The loss function requires to integrate over the whole perturbation space for every input image. Each perturbation delta is a vector.

My questions:

Since the space of perturbation is continuous with infinite examples, it seems we can only sample finite number of perturbation to approximate the integral, is it correct?

If n perturbations are sampled for approximating the integral. How do we implement and approximate the above loss function? changing the integral to summation over the n perturbations sampled? How to implement it as batch processing?

Overall, my question is how to approximate integral over a continuous multi-dimensional space and how to implement the approximation in an elegant vectorization way? Any ideas and suggestions are welcomed. Thanks to the community!

As you guessed, you can only approximate the integral as a sum, not that the integral you are dealing with is also an expectation, so all your formula can be seen as the expectation over X,Y and \delta. In my opinion, you can create a loader over your original dataset, and that yields in addition to X and Y the perturbed X’. Then you can do the rest of the training as usual.

One other thing that seems strange in you case, is that you model $\pi_{\omega}$ seems to be non-deterministic. However I think in practice I think this will be a neural network, so the second expectation on X’ can be ignored, and you can just compute the loss using the output of $\pi_{\omega}$.

To summarize, you need to:

Each sample consists of X_{i}, y_{i} and a random $\delta$ generated on the fly, when reading the sample.

When you get a batch of X_{1:B}, y_{1:B} and \delta_{1:B}, you compute X’ = \pi_{\omega}(X+\delta).

You use X’ as your new input to the classification model you are training, i.e., the model labeled with $\theta$, and you compute the first part of the loss as for any classification problem, and you add the regularization term.

Thank you so much, @omarfoq! It solves my question of implementation and I guess that’s how it is approximated in practice. Got a couple follow-up of math notations in this kind of equations.

“your formula can be seen as the expectation over X,Y and \delta” . I understand this as following: it’s an integral of a 3 random variables (X, Y, delta) function. Here the sense of expectation comes from integral operation. My question is what the two E notations(E_{(X,Y)}~D and E_X^{\prime}~pi_{\omega}) are literally used for in the equation. If the integral operation gives the meaning of expectation, what’s the meaning of having the first E in the beginning of the equation, if we omit the first E, what goes wrong? Similar question for the second E. If the second E is not ignored, does it mean there should be another integral over X^{\prime} on [L + Reg]? Thanks.

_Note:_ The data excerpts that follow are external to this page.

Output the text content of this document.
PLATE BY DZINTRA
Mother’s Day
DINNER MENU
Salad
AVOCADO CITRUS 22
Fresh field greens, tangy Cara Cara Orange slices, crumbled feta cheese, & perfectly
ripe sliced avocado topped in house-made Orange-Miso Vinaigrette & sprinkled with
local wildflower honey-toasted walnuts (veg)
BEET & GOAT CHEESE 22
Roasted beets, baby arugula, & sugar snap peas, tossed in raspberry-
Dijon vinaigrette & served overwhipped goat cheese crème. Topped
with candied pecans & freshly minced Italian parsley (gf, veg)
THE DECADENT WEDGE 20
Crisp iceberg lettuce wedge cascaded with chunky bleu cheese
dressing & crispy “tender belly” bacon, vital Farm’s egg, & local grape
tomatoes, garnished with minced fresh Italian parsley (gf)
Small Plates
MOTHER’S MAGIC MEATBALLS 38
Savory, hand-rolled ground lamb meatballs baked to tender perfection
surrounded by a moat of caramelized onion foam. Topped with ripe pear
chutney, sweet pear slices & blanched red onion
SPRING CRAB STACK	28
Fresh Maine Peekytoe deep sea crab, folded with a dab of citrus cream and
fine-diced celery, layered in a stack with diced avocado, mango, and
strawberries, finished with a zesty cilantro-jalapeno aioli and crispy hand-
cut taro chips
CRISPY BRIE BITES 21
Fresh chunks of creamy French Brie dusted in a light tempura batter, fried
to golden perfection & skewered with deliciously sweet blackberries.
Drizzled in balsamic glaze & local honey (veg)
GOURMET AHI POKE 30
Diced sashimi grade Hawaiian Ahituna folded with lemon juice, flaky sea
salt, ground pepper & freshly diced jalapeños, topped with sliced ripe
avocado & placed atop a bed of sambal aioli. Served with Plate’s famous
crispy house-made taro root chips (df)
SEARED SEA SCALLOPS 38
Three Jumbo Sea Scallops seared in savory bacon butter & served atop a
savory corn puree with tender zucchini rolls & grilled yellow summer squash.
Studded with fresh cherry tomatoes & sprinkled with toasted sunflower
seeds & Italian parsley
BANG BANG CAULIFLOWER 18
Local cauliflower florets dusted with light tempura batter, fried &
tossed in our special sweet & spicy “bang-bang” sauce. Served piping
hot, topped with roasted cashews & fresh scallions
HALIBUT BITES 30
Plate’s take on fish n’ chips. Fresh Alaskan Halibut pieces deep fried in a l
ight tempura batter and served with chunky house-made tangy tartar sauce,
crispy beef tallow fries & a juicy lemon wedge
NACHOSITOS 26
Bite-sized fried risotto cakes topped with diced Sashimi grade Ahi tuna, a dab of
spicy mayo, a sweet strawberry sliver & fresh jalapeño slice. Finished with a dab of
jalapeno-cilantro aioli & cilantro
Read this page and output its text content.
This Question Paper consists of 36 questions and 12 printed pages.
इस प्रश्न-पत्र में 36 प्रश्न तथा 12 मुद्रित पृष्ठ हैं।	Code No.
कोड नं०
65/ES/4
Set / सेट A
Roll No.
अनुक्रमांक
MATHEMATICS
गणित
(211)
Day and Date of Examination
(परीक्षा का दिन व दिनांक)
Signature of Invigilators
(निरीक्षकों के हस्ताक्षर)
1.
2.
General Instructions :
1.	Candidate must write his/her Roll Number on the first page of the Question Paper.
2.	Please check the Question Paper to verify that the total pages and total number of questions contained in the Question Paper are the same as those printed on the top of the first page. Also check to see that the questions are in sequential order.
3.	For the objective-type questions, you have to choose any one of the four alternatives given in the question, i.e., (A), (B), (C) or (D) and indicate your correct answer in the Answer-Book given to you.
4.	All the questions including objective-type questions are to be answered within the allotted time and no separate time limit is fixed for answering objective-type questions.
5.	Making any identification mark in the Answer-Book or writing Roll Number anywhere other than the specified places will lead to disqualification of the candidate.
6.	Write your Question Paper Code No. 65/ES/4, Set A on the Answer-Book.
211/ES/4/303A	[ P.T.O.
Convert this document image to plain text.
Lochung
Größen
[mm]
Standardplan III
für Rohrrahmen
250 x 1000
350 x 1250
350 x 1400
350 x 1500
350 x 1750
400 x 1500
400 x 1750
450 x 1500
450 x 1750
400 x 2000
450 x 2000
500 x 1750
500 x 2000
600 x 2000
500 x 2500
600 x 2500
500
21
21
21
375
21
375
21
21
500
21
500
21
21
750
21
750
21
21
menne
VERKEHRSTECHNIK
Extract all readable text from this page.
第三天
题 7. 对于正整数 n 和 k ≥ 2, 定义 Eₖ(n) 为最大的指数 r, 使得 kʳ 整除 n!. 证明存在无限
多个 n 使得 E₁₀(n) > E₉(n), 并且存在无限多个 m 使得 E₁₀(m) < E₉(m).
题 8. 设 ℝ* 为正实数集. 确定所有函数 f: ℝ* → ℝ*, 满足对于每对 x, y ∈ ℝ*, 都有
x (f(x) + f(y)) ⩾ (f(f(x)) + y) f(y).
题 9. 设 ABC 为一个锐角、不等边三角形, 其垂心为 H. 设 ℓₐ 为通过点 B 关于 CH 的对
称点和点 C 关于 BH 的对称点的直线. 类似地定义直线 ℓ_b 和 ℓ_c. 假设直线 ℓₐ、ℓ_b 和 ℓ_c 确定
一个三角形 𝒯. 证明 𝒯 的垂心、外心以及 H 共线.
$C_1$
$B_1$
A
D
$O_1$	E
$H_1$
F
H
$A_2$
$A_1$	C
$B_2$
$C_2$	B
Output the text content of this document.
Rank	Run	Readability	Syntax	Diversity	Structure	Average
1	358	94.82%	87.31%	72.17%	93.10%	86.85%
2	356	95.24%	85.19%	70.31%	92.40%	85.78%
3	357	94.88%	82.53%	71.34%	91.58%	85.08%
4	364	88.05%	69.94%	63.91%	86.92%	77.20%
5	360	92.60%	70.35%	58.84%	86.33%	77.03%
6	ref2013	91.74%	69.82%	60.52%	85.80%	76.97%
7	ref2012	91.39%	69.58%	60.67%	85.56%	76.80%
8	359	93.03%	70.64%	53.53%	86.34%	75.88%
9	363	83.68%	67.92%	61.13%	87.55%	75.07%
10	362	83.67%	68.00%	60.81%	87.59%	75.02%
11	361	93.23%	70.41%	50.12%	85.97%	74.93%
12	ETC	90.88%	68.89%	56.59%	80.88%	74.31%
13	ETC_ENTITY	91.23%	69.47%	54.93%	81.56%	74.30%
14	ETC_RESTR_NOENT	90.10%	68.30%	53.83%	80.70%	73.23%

Expectation is indeed a Lebesgue integral. When we write $\mathbb{E}{(X,Y) \sim D} f(X,Y)$ it can be understood as $\int{X, Y \in \mathcal{X} \times \mathcal{Y}} f(x,y) p_{D}(x, y) dx dy$ where $\mathcal{X}$ ad $\mathcal{Y}$ are the input and output sets and $p_{D}(x,y)$ is the density of $(x, y)$. So the first expectation in your equation, means that you integrate over all possible samples weighted with a density function of the distribution $D$. Note that in practice, we don’t know this density function, so the expectation term is approximated by an empirical average, this is why we take the average over all elements in the dataset.

Some parts of what I said here an not 100% accurate, I need far more space and notation to write the exact definitions, but I hope my answer was clear.

Great explanation! Let me rephrase this approximation strategy:

To approximate the first E, we iterate over all (X, Y) in dataset

To approximate the integral while ignoring the second E, we give each (X, Y) a random delta on the fly. This means each example will be paired with multiple deltas during the whole training process with multiple epochs. Overall, it approximates the integration over the space of upper cased Delta for each (X, Y).

Then, we do it in batches. At each batch, we use the average L_{imp} to back-propagate. I hope I didn’t misunderstand your explanation. Thanks.